A Fundação Aperam Acesita, em cooperação com a Prefeitura de Coronel Fabriciano, realizou nesta semana o workshop “Mente Alerta, Corpo Calmo – Neurociência e Saúde Emocional na Escola”. O evento, dividido em seis encontros, reuniu cerca de 700 educadores da rede municipal de ensino para debater o autoconhecimento, a neurociência e o desenvolvimento de estratégias voltadas à saúde mental e à melhoria do ambiente escolar.
O projeto faz parte do Programa de Melhoria da Qualidade do Ensino (PMQE), criado pela Fundação Aperam Acesita com foco no fortalecimento da educação pública.
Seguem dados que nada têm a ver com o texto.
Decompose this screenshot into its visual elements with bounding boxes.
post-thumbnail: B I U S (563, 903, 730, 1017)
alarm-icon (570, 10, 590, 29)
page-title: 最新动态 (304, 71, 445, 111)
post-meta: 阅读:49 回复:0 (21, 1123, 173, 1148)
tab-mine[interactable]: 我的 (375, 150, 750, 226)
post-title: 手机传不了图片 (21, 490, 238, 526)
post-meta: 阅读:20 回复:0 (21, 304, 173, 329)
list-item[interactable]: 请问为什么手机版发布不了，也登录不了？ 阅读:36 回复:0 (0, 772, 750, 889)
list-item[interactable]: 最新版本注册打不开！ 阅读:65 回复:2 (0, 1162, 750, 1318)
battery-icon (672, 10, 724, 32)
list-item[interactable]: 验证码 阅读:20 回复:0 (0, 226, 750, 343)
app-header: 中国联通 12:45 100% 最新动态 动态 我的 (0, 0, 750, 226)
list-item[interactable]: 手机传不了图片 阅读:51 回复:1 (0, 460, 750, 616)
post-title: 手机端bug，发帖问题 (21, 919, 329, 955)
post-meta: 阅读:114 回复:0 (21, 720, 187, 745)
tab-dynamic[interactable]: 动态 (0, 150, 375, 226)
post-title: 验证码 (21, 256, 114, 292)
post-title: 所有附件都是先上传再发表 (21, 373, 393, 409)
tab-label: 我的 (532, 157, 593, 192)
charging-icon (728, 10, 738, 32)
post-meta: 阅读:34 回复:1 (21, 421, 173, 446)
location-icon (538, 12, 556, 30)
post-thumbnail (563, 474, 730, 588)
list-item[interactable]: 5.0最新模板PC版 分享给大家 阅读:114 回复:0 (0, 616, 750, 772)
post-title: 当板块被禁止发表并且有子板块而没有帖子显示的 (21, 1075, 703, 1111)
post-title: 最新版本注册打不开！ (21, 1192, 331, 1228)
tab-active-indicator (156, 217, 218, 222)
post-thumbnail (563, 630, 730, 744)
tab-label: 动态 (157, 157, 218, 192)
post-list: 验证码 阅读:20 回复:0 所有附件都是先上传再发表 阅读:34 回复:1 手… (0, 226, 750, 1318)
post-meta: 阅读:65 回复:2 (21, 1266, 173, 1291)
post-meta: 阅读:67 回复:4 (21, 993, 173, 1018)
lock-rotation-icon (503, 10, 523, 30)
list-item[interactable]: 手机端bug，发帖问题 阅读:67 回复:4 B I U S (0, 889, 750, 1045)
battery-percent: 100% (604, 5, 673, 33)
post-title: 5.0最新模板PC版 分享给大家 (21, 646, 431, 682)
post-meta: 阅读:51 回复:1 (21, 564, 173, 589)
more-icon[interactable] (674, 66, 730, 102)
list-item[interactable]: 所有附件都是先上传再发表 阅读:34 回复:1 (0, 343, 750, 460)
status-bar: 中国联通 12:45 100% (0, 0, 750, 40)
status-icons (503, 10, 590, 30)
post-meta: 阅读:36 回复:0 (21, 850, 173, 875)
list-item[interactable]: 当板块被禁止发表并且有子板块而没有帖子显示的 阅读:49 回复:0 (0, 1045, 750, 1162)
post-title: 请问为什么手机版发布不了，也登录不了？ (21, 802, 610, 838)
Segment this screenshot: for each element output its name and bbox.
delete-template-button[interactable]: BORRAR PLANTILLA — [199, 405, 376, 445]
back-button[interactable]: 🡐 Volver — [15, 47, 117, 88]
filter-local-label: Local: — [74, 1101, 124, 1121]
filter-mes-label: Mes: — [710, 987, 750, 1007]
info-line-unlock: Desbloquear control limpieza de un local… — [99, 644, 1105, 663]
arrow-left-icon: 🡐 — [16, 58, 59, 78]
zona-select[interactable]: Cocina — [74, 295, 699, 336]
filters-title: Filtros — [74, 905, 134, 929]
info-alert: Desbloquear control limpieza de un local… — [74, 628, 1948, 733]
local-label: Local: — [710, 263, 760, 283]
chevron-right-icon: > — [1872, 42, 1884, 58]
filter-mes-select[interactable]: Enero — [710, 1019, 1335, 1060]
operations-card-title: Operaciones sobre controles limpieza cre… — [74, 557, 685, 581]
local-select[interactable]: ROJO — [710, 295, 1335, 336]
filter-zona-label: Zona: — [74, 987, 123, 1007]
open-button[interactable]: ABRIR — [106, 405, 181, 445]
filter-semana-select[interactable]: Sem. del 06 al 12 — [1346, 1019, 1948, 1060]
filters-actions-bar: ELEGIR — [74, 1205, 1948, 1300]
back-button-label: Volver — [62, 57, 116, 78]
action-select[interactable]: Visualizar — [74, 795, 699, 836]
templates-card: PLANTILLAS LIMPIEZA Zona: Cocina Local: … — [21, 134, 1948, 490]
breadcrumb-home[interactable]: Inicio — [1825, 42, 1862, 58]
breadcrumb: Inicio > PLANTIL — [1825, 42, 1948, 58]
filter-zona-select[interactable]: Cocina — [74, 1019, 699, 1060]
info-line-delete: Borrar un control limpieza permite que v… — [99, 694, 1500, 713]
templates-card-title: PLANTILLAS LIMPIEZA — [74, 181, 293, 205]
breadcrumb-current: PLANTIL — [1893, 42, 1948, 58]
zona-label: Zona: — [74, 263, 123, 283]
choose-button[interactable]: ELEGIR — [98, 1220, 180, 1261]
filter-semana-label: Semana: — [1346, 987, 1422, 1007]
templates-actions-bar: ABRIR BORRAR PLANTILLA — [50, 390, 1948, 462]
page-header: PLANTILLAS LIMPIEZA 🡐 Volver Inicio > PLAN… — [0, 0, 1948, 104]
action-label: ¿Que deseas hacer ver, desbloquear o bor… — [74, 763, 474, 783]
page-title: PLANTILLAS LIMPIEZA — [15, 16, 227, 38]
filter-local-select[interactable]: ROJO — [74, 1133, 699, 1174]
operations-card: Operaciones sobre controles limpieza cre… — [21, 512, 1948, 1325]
A ação atende aos critérios da Norma Regulamentadora 1 (NR-01) sobre prevenção de riscos psicossociais no trabalho e está associada às metas do Compromisso Nacional Criança Alfabetizada (CNCA), que integram as exigências para a concessão do Selo Nacional em 2026.
As atividades foram conduzidas pela psicóloga Katsue Watanabe, que abordou a disciplina emocional e a mudança de rotinas diárias como pilares para o bem-estar. A especialista ressaltou que hábitos simples, incluindo exercícios respiratórios, a valorização pessoal e o reconhecimento das próprias emoções, funcionam como ferramentas essenciais de autocuidado com impacto direto nas ações cotidianas.
Profissionais que participaram das sessões apontaram a relevância de se discutir o tema no ambiente corporativo. A professora Cristiane Silva Bento Oliveira, atuante na Escola Municipal Said Albeny, destacou a necessidade de os docentes reservarem um tempo para si, conciliando as demandas profissionais com o equilíbrio pessoal.
A relevância do suporte institucional também foi endossada pela gerência pedagógica da Secretaria Municipal de Educação. Neuza Oliveira Viana salientou que a oportunidade de reflexão auxilia a categoria a enfrentar os desafios diários da carreira por meio da valorização da saúde mental.
De acordo com Flávia Souza, coordenadora de projetos da Fundação Aperam Acesita, o investimento no bem-estar de quem leciona reflete-se diretamente na qualidade do aprendizado dos alunos. A gestora concluiu que dar suporte emocional aos profissionais contribui para a evolução do trabalho pedagógico e para a qualidade de vida dos envolvidos.